Eventually we have caught up!
Achieving social justice requires rebalancing. Usually rebalancing is achieved by state provision of common requirements such as healthcare, education, security, law and order, and infrastructure. We all benefit collectively from this, including the most powerful chief executive.
These provisions are collectively funded by a state that is exercising, through a social contract, the democratic will of its people. The consideration in that social contract is the payment of tax.
Here we run up against a common attack on socialist policies: tax and spend. But governments do not tax and spend. They first campaign to be elected on a number of spending commitments and then, if elected, they seek to implement them.
Next, they raise the money to do so by whatever means at their disposal, which does not necessarily require any taxation at that stage. There is always money available to a sovereign nation.
Finally, they must maintain inflation control by restricting the broader money supply, finance any debts and maintain confidence in the currency by collecting taxes.
Rather than the phrase ‘tax and spend’ it should really be ‘commit, create, collect’.
As advisers, we know there is always only so much money in circulation in multi-faceted debit and credit arrangements. In left-wing economies, most of the debt is with governments. In right-wing economies, most of the debt lies with individuals and is owed to the banks.
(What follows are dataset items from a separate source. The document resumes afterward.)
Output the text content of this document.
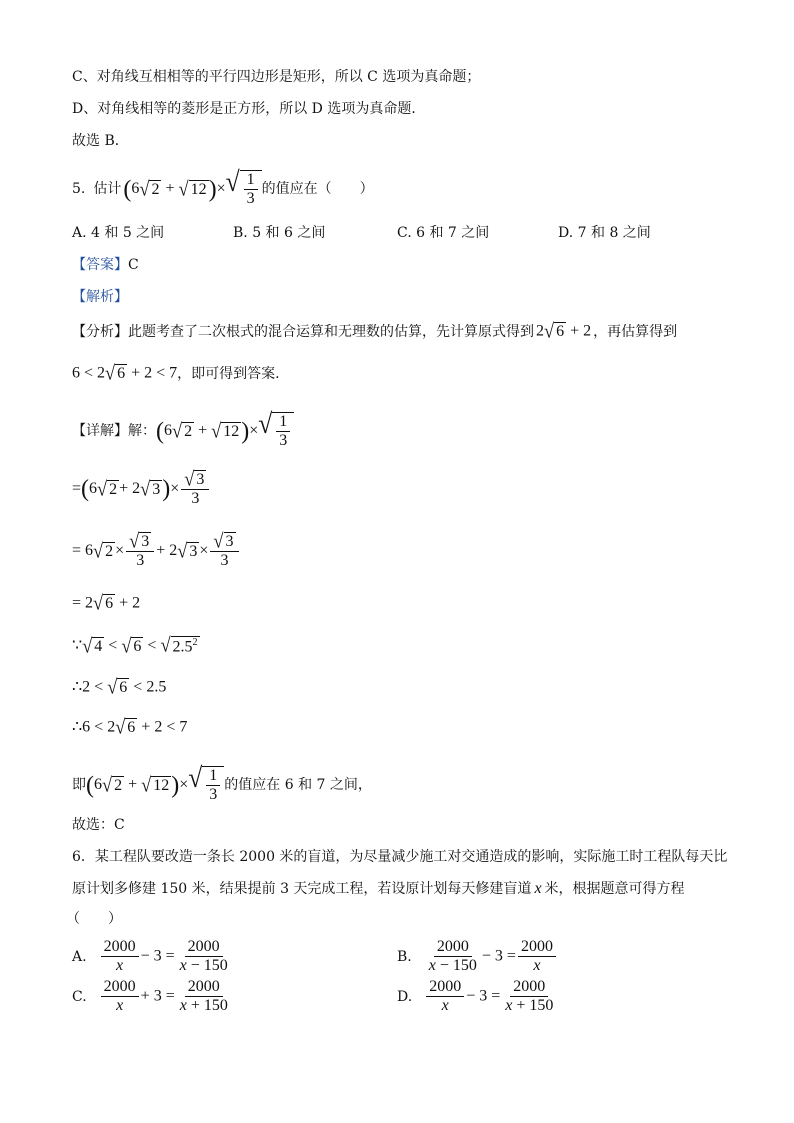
C、对角线互相相等的平行四边形是矩形，所以 C 选项为真命题；
D、对角线相等的菱形是正方形，所以 D 选项为真命题．
故选 B．
5. 估计 (6 √ 2 + √ 12 )× √ $\frac{1}{3}$ 的值应在（　　）
A. 4 和 5 之间	B. 5 和 6 之间	C. 6 和 7 之间	D. 7 和 8 之间
【答案】C
【解析】
【分析】 此题考查了二次根式的混合运算和无理数的估算，先计算原式得到 2 √ 6 + 2 ，再估算得到
6 < 2 √ 6 + 2 < 7 ，即可得到答案.
【详解】 解： (6 √ 2 + √ 12 )× √ $\frac{1}{3}$
= ( 6 √ 2 + 2 √ 3 ) × $\frac{√ 3}{3}$
= 6 √ $2 \times \frac{√ 3}{3} + 2$ √ $3 \times \frac{√ 3}{3}$
= 2 √ 6 + 2
∵ √ 4 < √ 6 < √ $2.5^2$
∴2 < √ 6 < 2.5
∴6 < 2 √ 6 + 2 < 7
即 (6 √ 2 + √ 12 )× √ $\frac{1}{3}$ 的值应在 6 和 7 之间，
故选：C
6．某工程队要改造一条长 2000 米的盲道，为尽量减少施工对交通造成的影响，实际施工时工程队每天比
原计划多修建 150 米，结果提前 3 天完成工程，若设原计划每天修建盲道 x 米，根据题意可得方程
（　　）
A. $\frac{2000}{x} - 3 = \frac{2000}{x - 150}$	B. $\frac{2000}{x - 150} - 3 = \frac{2000}{x}$
C. $\frac{2000}{x} + 3 = \frac{2000}{x + 150}$	D. $\frac{2000}{x} - 3 = \frac{2000}{x + 150}$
In a world of tax-avoiding corporations and globalisation we need to rebalance power to governments away from banks to protect the majority.
I believe in being prepared to commit money to fund state investment to stimulate growth. I believe in strongly funded education. I believe in much larger state investment in housing. And I believe in a strongly supported healthcare and pension system to protect everyone who is currently, or has previously, contributed to our collective wealth. I also believe that, like the best investments, the returns will justify themselves.
Part to play
How do I reconcile all this with being an IFA? There are areas of inequality that cannot be addressed by the state alone. As IFAs we can address this because we are in the ‘money at the right time’ business.
We are educators. We teach the power of good credit ratings, cash reserves and having insurance to replace what you cannot afford to replace otherwise. We help clients utilise incentives to do what is in their own best interests, such as ISAs or pension saving.
Financial planning does not have to be only about avaricious wealth accumulation for the richest. It can be about protecting financial independence, investing ethically and helping rebalance an unequal society by helping everyone. Especially those who need our help the most.